Rule 4350(a): NASDAQ shall have the ability to provide exemptions from Rule 4350 to a foreign private issuer when provisions of this Rule are contrary to a law, rule or regulation of any public authority exercising jurisdiction over such issuer or contrary to generally accepted business practices in the issuer’s country of domicile.

Rule 4350(i)(1)(D)(ii): Each issuer shall require shareholder approval prior to the issuance of designated securities … in connection with a transaction other than a public offering involving the sale, issuance or potential issuance by the company of common stock (or securities convertible into or exercisable [for] common stock) equal to 20% or more of the common stock or 20% or more of the voting power outstanding before the issuance for less than the greater of book or market value of the stock.
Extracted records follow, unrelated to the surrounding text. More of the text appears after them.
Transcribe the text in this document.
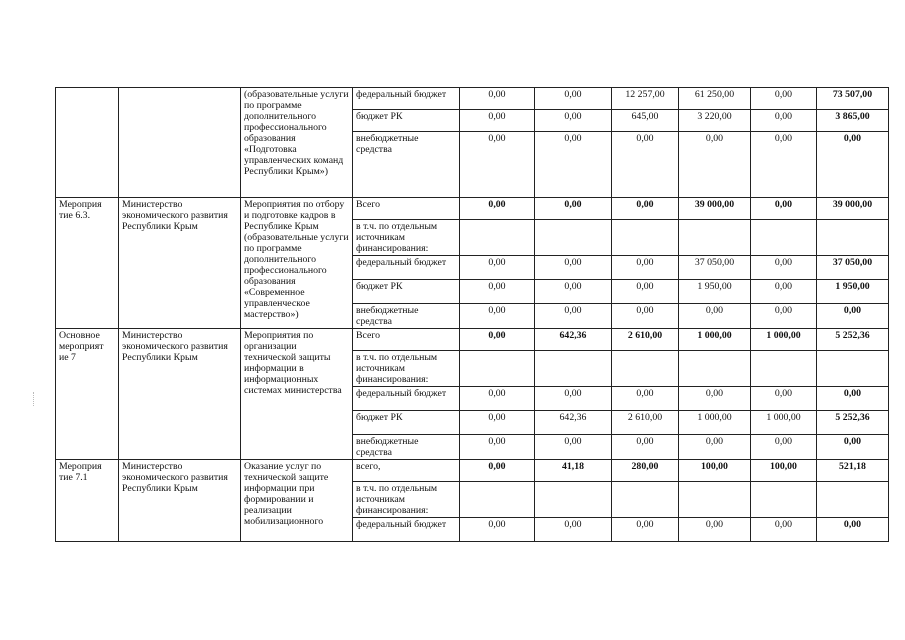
		(образовательные услуги по программе дополнительного профессионального образования «Подготовка управленческих команд Республики Крым»)	федеральный бюджет	0,00	0,00	12 257,00	61 250,00	0,00	73 507,00
			бюджет РК	0,00	0,00	645,00	3 220,00	0,00	3 865,00
			внебюджетные средства	0,00	0,00	0,00	0,00	0,00	0,00
Мероприя тие 6.3.	Министерство экономического развития Республики Крым	Мероприятия по отбору и подготовке кадров в Республике Крым (образовательные услуги по программе дополнительного профессионального образования «Современное управленческое мастерство»)	Всего	0,00	0,00	0,00	39 000,00	0,00	39 000,00
			в т.ч. по отдельным источникам финансирования:						
			федеральный бюджет	0,00	0,00	0,00	37 050,00	0,00	37 050,00
			бюджет РК	0,00	0,00	0,00	1 950,00	0,00	1 950,00
			внебюджетные средства	0,00	0,00	0,00	0,00	0,00	0,00
Основное мероприят ие 7	Министерство экономического развития Республики Крым	Мероприятия по организации технической защиты информации в информационных системах министерства	Всего	0,00	642,36	2 610,00	1 000,00	1 000,00	5 252,36
			в т.ч. по отдельным источникам финансирования:						
			федеральный бюджет	0,00	0,00	0,00	0,00	0,00	0,00
			бюджет РК	0,00	642,36	2 610,00	1 000,00	1 000,00	5 252,36
			внебюджетные средства	0,00	0,00	0,00	0,00	0,00	0,00
Мероприя тие 7.1	Министерство экономического развития Республики Крым	Оказание услуг по технической защите информации при формировании и реализации мобилизационного	всего,	0,00	41,18	280,00	100,00	100,00	521,18
			в т.ч. по отдельным источникам финансирования:						
			федеральный бюджет	0,00	0,00	0,00	0,00	0,00	0,00
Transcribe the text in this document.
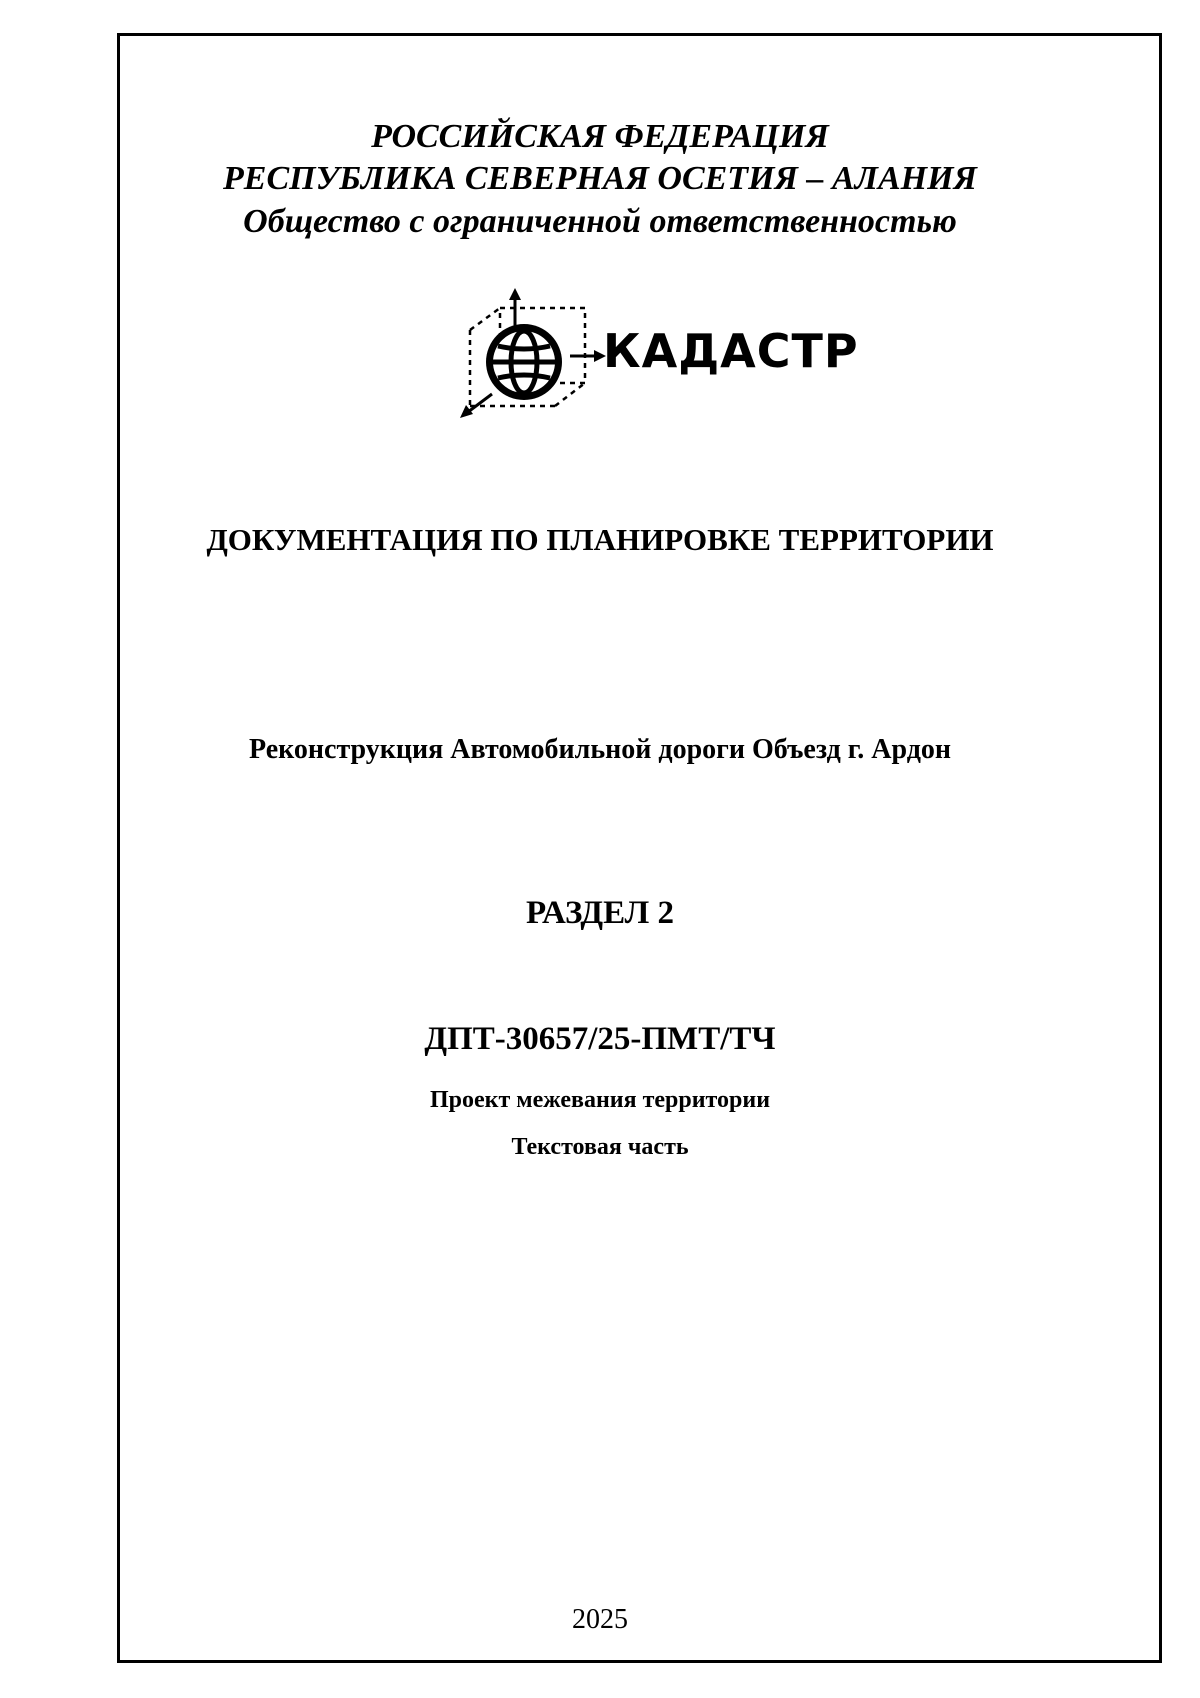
РОССИЙСКАЯ ФЕДЕРАЦИЯ
РЕСПУБЛИКА СЕВЕРНАЯ ОСЕТИЯ – АЛАНИЯ
Общество с ограниченной ответственностью
КАДАСТР
ДОКУМЕНТАЦИЯ ПО ПЛАНИРОВКЕ ТЕРРИТОРИИ
Реконструкция Автомобильной дороги Объезд г. Ардон
РАЗДЕЛ 2
ДПТ-30657/25-ПМТ/ТЧ
Проект межевания территории
Текстовая часть
2025
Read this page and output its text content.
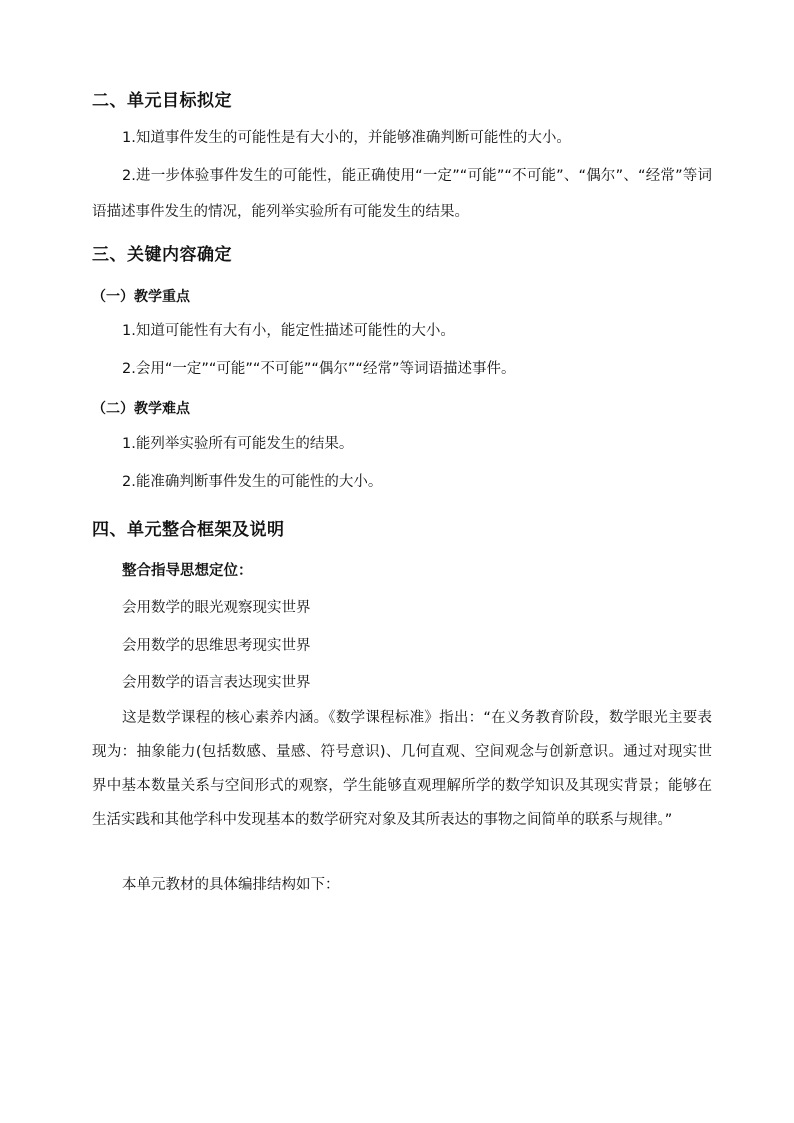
二、单元目标拟定
1.知道事件发生的可能性是有大小的，并能够准确判断可能性的大小。
2.进一步体验事件发生的可能性，能正确使用“一定”“可能”“不可能”、“偶尔”、“经常”等词语描述事件发生的情况，能列举实验所有可能发生的结果。
三、关键内容确定
（一）教学重点
1.知道可能性有大有小，能定性描述可能性的大小。
2.会用“一定”“可能”“不可能”“偶尔”“经常”等词语描述事件。
（二）教学难点
1.能列举实验所有可能发生的结果。
2.能准确判断事件发生的可能性的大小。
四、单元整合框架及说明
整合指导思想定位：
会用数学的眼光观察现实世界
会用数学的思维思考现实世界
会用数学的语言表达现实世界
这是数学课程的核心素养内涵。《数学课程标准》指出：“在义务教育阶段，数学眼光主要表现为：抽象能力(包括数感、量感、符号意识)、几何直观、空间观念与创新意识。通过对现实世界中基本数量关系与空间形式的观察，学生能够直观理解所学的数学知识及其现实背景；能够在生活实践和其他学科中发现基本的数学研究对象及其所表达的事物之间简单的联系与规律。”
本单元教材的具体编排结构如下：
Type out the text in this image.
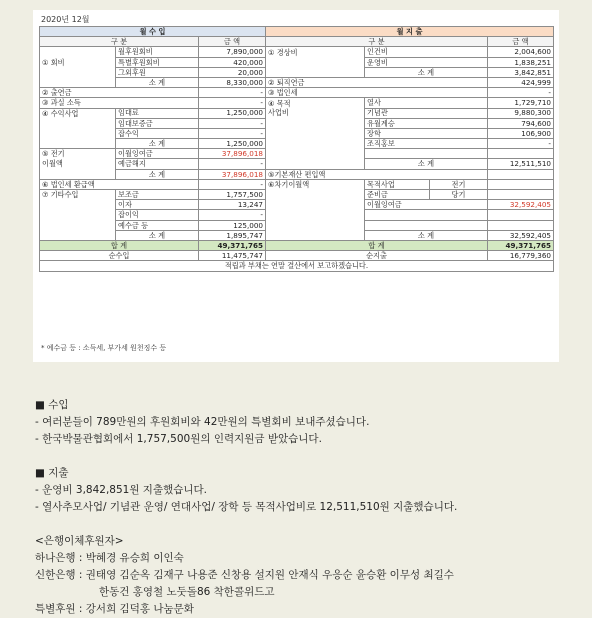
2020년 12월
월 수 입			월 지 출			
구 분		금 액	구 분			금 액
	월후원회비	7,890,000	① 경상비	인건비		2,004,600
① 회비	특별후원회비	420,000		운영비		1,838,251
	그외후원	20,000		소 계		3,842,851
	소 계	8,330,000	② 퇴직연금			424,999
② 출연금		-	③ 법인세			-
③ 과실 소득		-	④ 목적	열사		1,729,710
④ 수익사업	임대료	1,250,000	사업비	기념관		9,880,300
	임대보증금	-		유월계승		794,600
	잡수익	-		장학		106,900
	소 계	1,250,000		조직홍보		-
⑤ 전기	이월잉여금	37,896,018				
이월액	예금해지	-		소 계		12,511,510
	소 계	37,896,018	⑤기본재산 편입액			
⑥ 법인세 환급액		-	⑥차기이월액	목적사업	전기	
⑦ 기타수입	보조금	1,757,500		준비금	당기	
	이자	13,247		이월잉여금		32,592,405
	잡이익	-				
	예수금 등	125,000				
	소 계	1,895,747		소 계		32,592,405
합 계		49,371,765	합 계			49,371,765
순수입		11,475,747	순지출			16,779,360
적립과 부채는 연말 결산에서 보고하겠습니다.						
* 예수금 등 : 소득세, 부가세 원천징수 등

■ 수입

- 여러분들이 789만원의 후원회비와 42만원의 특별회비 보내주셨습니다.

- 한국박물관협회에서 1,757,500원의 인력지원금 받았습니다.

■ 지출

- 운영비 3,842,851원 지출했습니다.

- 열사추모사업/ 기념관 운영/ 연대사업/ 장학 등 목적사업비로 12,511,510원 지출했습니다.

<은행이체후원자>

하나은행 : 박혜경 유승희 이인숙

신한은행 : 권태영 김순옥 김재구 나용준 신창용 설지원 안재식 우응순 윤승환 이무성 최길수

한동건 홍영철 노둣돌86 착한콜위드고

특별후원 : 강서희 김덕홍 나눔문화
Relevant Facts: A Canadian company intends to initiate a private placement of “Special Warrants”. Assuming the offering is fully subscribed, the company intends to first issue securities representing 25% of its outstanding common shares. In order to comply with the rules of the company’s home exchange, the balance of the offering will be issued upon receipt of shareholder approval. The maximum number of shares to be issued in the Special Warrant Transaction is approximately 40% of the company’s pre-transaction common shares outstanding. The issuance would be at a price less than the greater of book or market value of the company’s common stock.

Pursuant to Rule 4350(i)(1)(D)(ii), NASDAQ would require shareholder approval for the proposed issuance because the transaction would exceed 20% of both the common stock and voting power outstanding at a discount to the market price on a pre-transaction basis. Accordingly, the company requests an exemption from NASDAQ’s shareholder approval requirement based on Rule 4350(a).

Issue: Is the company eligible for an exemption from NASDAQ’s shareholder approval rules?

Determination: Yes. The company's home country counsel represented that the company is not required to obtain shareholder approval pursuant to either of: (i) Canadian Securities Laws; or (ii) the rules and policies of the Toronto Stock Exchange (“TSE”). The company also provided written confirmation from the TSE that it had accepted the company’s notice of the private placement and had granted conditional listing of the additional common shares. In determining generally accepted business practices in a foreign private issuer’s country of domicile, NASDAQ may look to the home country marketplace. In this case, the TSE does not impose the shareholder approval requirement set forth in Rule 4350(i)(1)(D)(ii). Further, the company’s home country counsel represented that it would be contrary to generally accepted business practices for a Canadian company to seek approval from its shareholders for the transaction, where such approval is not otherwise required. Accordingly, based on the representations made, NASDAQ determined to grant the requested exemption to Rule 4350(i)(1)(D)(ii).